After a moment, John recognizes that it's Heather, now an extremely mature and grownup fourth grader, with her mother, father, and baby brother. She gleefully chatters at him about the fact that they're learning about bugs and Spanish and that Miss Cadman knows all these cool books, just like you do, and they're so funny, and she likes dogs and we got a dog, a puppy and is your new class as cool as we were and her brother is getting new teeth, right in front, and did you know that your tooth will dissolve in soda like it was never there and grins wider and giggles at the enthusiastically disgusted face John makes for her. Heather is now clutching John's coffee free hand in her warm mittened hand and is using it to gesture towards her family. John makes some appropriate "hi, how are you" noises to the equally coffee-laden grownups and a funny face for the brother still in a stroller, but most of his attention is on following Heather's rapid account of a new game that Coach Ronon taught them, I got a biiiiig bruise, but I didn't cry and then Coach sent Jimmy to the office for throwing the ball at me and promising that yes, he still had Tolstoy the turtle and yes, she could come by and visit him and "the little kids" some day.

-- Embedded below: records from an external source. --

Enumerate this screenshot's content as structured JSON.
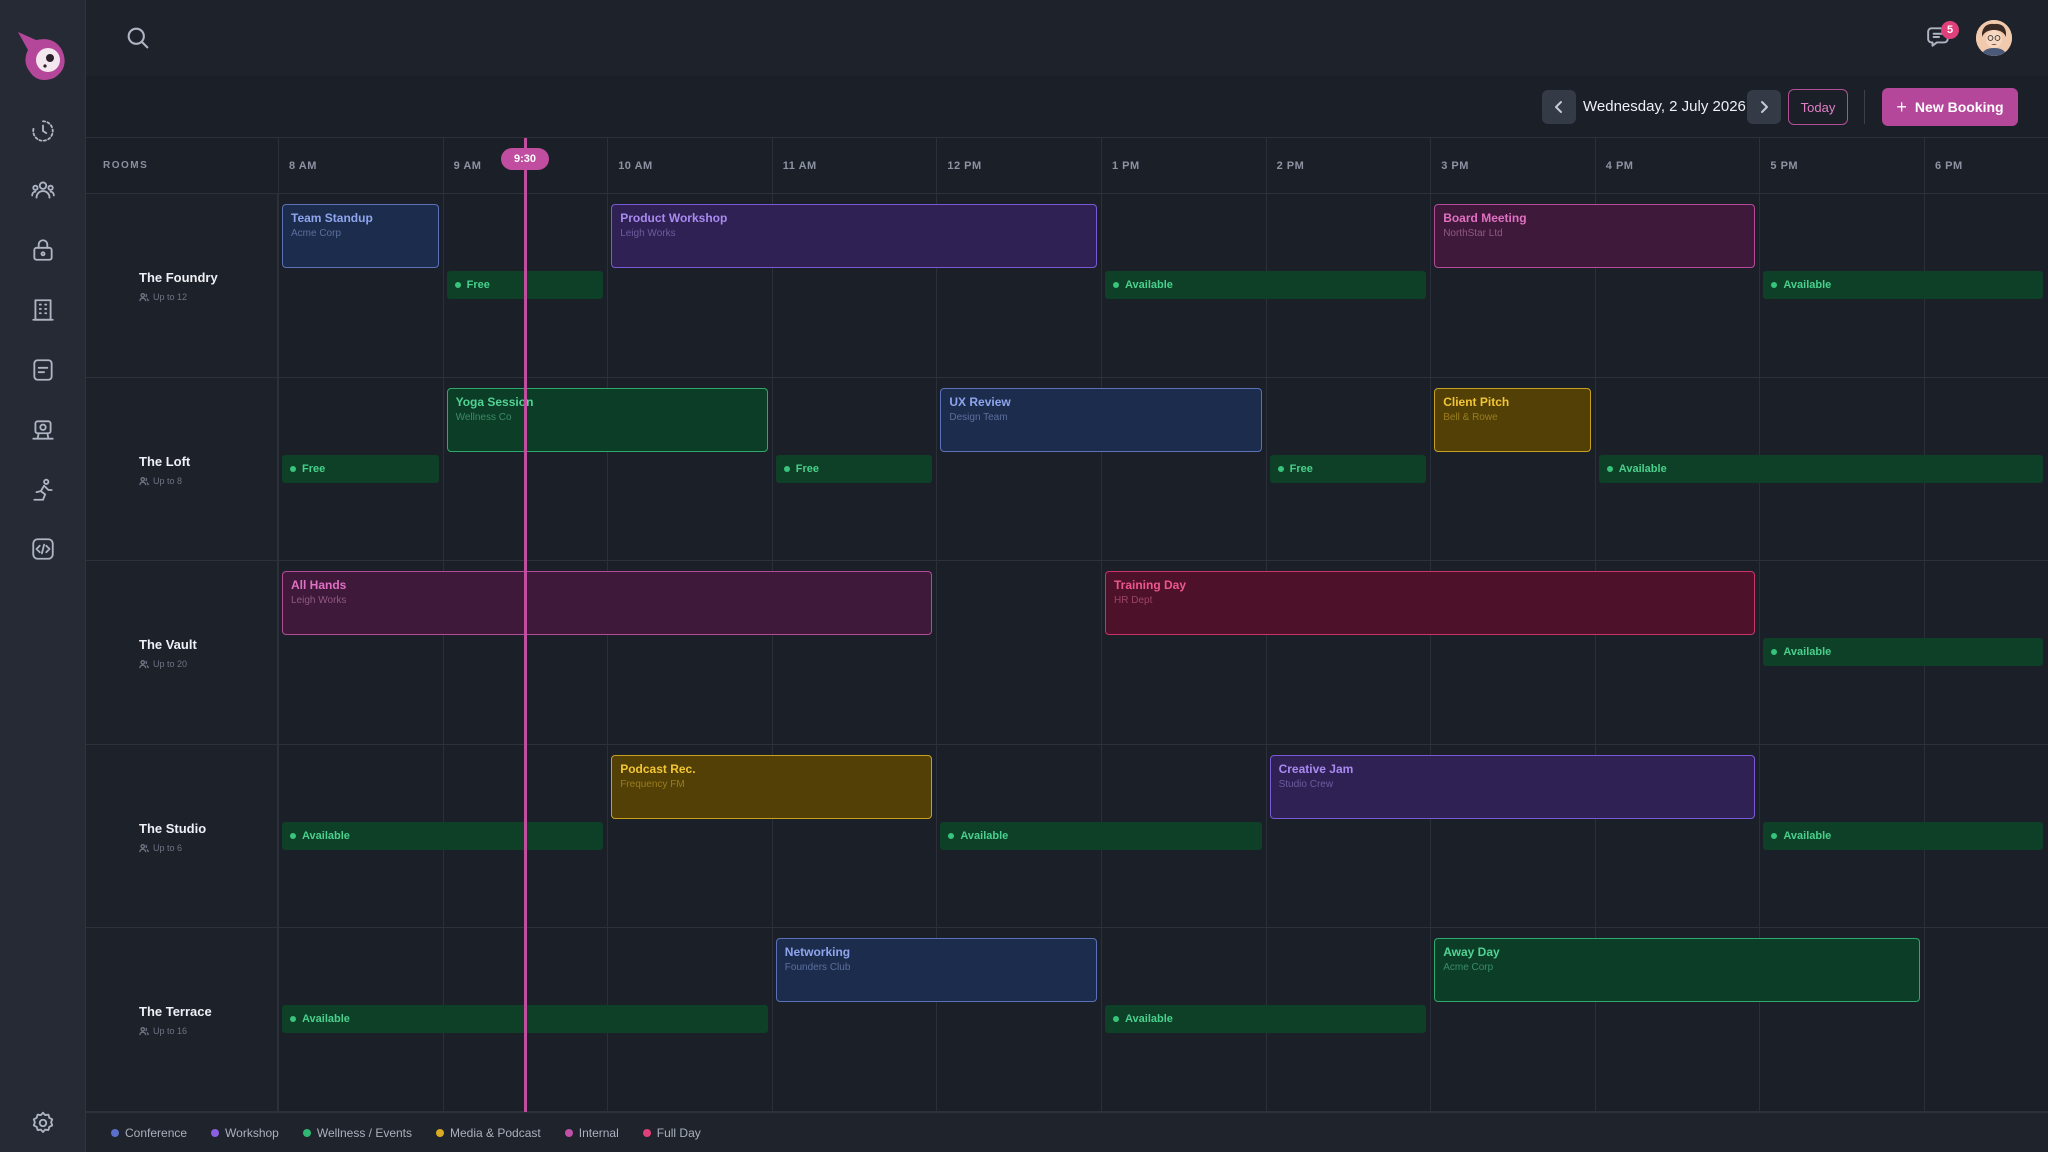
{
  "sidebar": {
    "nav": [
      "history-icon",
      "people-icon",
      "lock-icon",
      "building-icon",
      "notes-icon",
      "webcam-icon",
      "activity-icon",
      "code-icon"
    ],
    "settings_icon": "gear-icon"
  },
  "header": {
    "notifications_count": "5"
  },
  "toolbar": {
    "date": "Wednesday, 2 July 2026",
    "today_label": "Today",
    "new_booking_label": "New Booking"
  },
  "grid": {
    "rooms_header": "ROOMS",
    "times": [
      "8 AM",
      "9 AM",
      "10 AM",
      "11 AM",
      "12 PM",
      "1 PM",
      "2 PM",
      "3 PM",
      "4 PM",
      "5 PM",
      "6 PM"
    ],
    "now_label": "9:30",
    "rooms": [
      {
        "name": "The Foundry",
        "capacity": "Up to 12",
        "bookings": [
          {
            "title": "Team Standup",
            "org": "Acme Corp",
            "category": "conference",
            "start": 8,
            "end": 9
          },
          {
            "title": "Product Workshop",
            "org": "Leigh Works",
            "category": "workshop",
            "start": 10,
            "end": 13
          },
          {
            "title": "Board Meeting",
            "org": "NorthStar Ltd",
            "category": "internal",
            "start": 15,
            "end": 17
          }
        ],
        "slots": [
          {
            "label": "Free",
            "start": 9,
            "end": 10
          },
          {
            "label": "Available",
            "start": 13,
            "end": 15
          },
          {
            "label": "Available",
            "start": 17,
            "end": 18.75
          }
        ]
      },
      {
        "name": "The Loft",
        "capacity": "Up to 8",
        "bookings": [
          {
            "title": "Yoga Session",
            "org": "Wellness Co",
            "category": "wellness",
            "start": 9,
            "end": 11
          },
          {
            "title": "UX Review",
            "org": "Design Team",
            "category": "conference",
            "start": 12,
            "end": 14
          },
          {
            "title": "Client Pitch",
            "org": "Bell & Rowe",
            "category": "media",
            "start": 15,
            "end": 16
          }
        ],
        "slots": [
          {
            "label": "Free",
            "start": 8,
            "end": 9
          },
          {
            "label": "Free",
            "start": 11,
            "end": 12
          },
          {
            "label": "Free",
            "start": 14,
            "end": 15
          },
          {
            "label": "Available",
            "start": 16,
            "end": 18.75
          }
        ]
      },
      {
        "name": "The Vault",
        "capacity": "Up to 20",
        "bookings": [
          {
            "title": "All Hands",
            "org": "Leigh Works",
            "category": "internal",
            "start": 8,
            "end": 12
          },
          {
            "title": "Training Day",
            "org": "HR Dept",
            "category": "fullday",
            "start": 13,
            "end": 17
          }
        ],
        "slots": [
          {
            "label": "Available",
            "start": 17,
            "end": 18.75
          }
        ]
      },
      {
        "name": "The Studio",
        "capacity": "Up to 6",
        "bookings": [
          {
            "title": "Podcast Rec.",
            "org": "Frequency FM",
            "category": "media",
            "start": 10,
            "end": 12
          },
          {
            "title": "Creative Jam",
            "org": "Studio Crew",
            "category": "workshop",
            "start": 14,
            "end": 17
          }
        ],
        "slots": [
          {
            "label": "Available",
            "start": 8,
            "end": 10
          },
          {
            "label": "Available",
            "start": 12,
            "end": 14
          },
          {
            "label": "Available",
            "start": 17,
            "end": 18.75
          }
        ]
      },
      {
        "name": "The Terrace",
        "capacity": "Up to 16",
        "bookings": [
          {
            "title": "Networking",
            "org": "Founders Club",
            "category": "conference",
            "start": 11,
            "end": 13
          },
          {
            "title": "Away Day",
            "org": "Acme Corp",
            "category": "wellness",
            "start": 15,
            "end": 18
          }
        ],
        "slots": [
          {
            "label": "Available",
            "start": 8,
            "end": 11
          },
          {
            "label": "Available",
            "start": 13,
            "end": 15
          }
        ]
      }
    ]
  },
  "categories": {
    "conference": {
      "bg": "#1c2c4c",
      "border": "#5a70b8",
      "text": "#8ea5ee",
      "org": "#5b6f9e"
    },
    "workshop": {
      "bg": "#2f2154",
      "border": "#7a59d6",
      "text": "#a98af1",
      "org": "#6e5b9e"
    },
    "wellness": {
      "bg": "#0b3d27",
      "border": "#2fa86d",
      "text": "#52d394",
      "org": "#3b8d66"
    },
    "media": {
      "bg": "#534006",
      "border": "#c8a020",
      "text": "#f2c636",
      "org": "#9a7d1d"
    },
    "internal": {
      "bg": "#3f1939",
      "border": "#b34b99",
      "text": "#e070c3",
      "org": "#905983"
    },
    "fullday": {
      "bg": "#4d1129",
      "border": "#c9336a",
      "text": "#f0568e",
      "org": "#9c4466"
    }
  },
  "legend": [
    {
      "label": "Conference",
      "color": "#5a70c8"
    },
    {
      "label": "Workshop",
      "color": "#8a60e0"
    },
    {
      "label": "Wellness / Events",
      "color": "#2fb874"
    },
    {
      "label": "Media & Podcast",
      "color": "#d9aa22"
    },
    {
      "label": "Internal",
      "color": "#c050a8"
    },
    {
      "label": "Full Day",
      "color": "#e04078"
    }
  ]
}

Heather finally winds down, still grinning, and with a gleeful goodbye launches herself down the sidewalk after her family. John turns to see Rodney that hasn't moved and is alone, still all tense shoulders and a pinched look to his face as he sips his coffee, staring down at his shoes. The look tightens even more when John gets close enough for Rodney to notice. John feels his hand start to sweat a little bit around the coffee cup and wonders why he'd been so furious at the idea of a block of cheese.

"Sorry, I get a little over stimulated in the face of all that food," Rodney bursts out. "We probably don't need more cat food, but I know Franklin gets pissy when he's hungry and it was on sale."

The easy thing, John knows, would be to agree and by way of apology go in and let Rodney buy more cat food. The easy thing would be to make fun of Rodney's tendency to think with his stomach. The easiest thing would be to still say some of those nasty things he'd been thinking of before.

Instead John smiles and reaches out to grab Rodney's free hand, feeling the chilled fingers warm against his palm.

"Grocery stores make me crazy too. I recommend home, food, couch."

Rodney's hand tightens in John's as his face loosens and he moves closer, letting their shoulders bump.

"Home, food, couch, bad movies?" Rodney counters with a quirked eyebrow.

John knows that really means kissing in a warm tangle on the couch, trying to memorize the touch of Rodney's mouth, the weigh of his hip beneath his, the fingers tracing spine and muscle and skin.

"Sounds good to me," he says, and lets the momentum of their joined hands pull him back to their front door.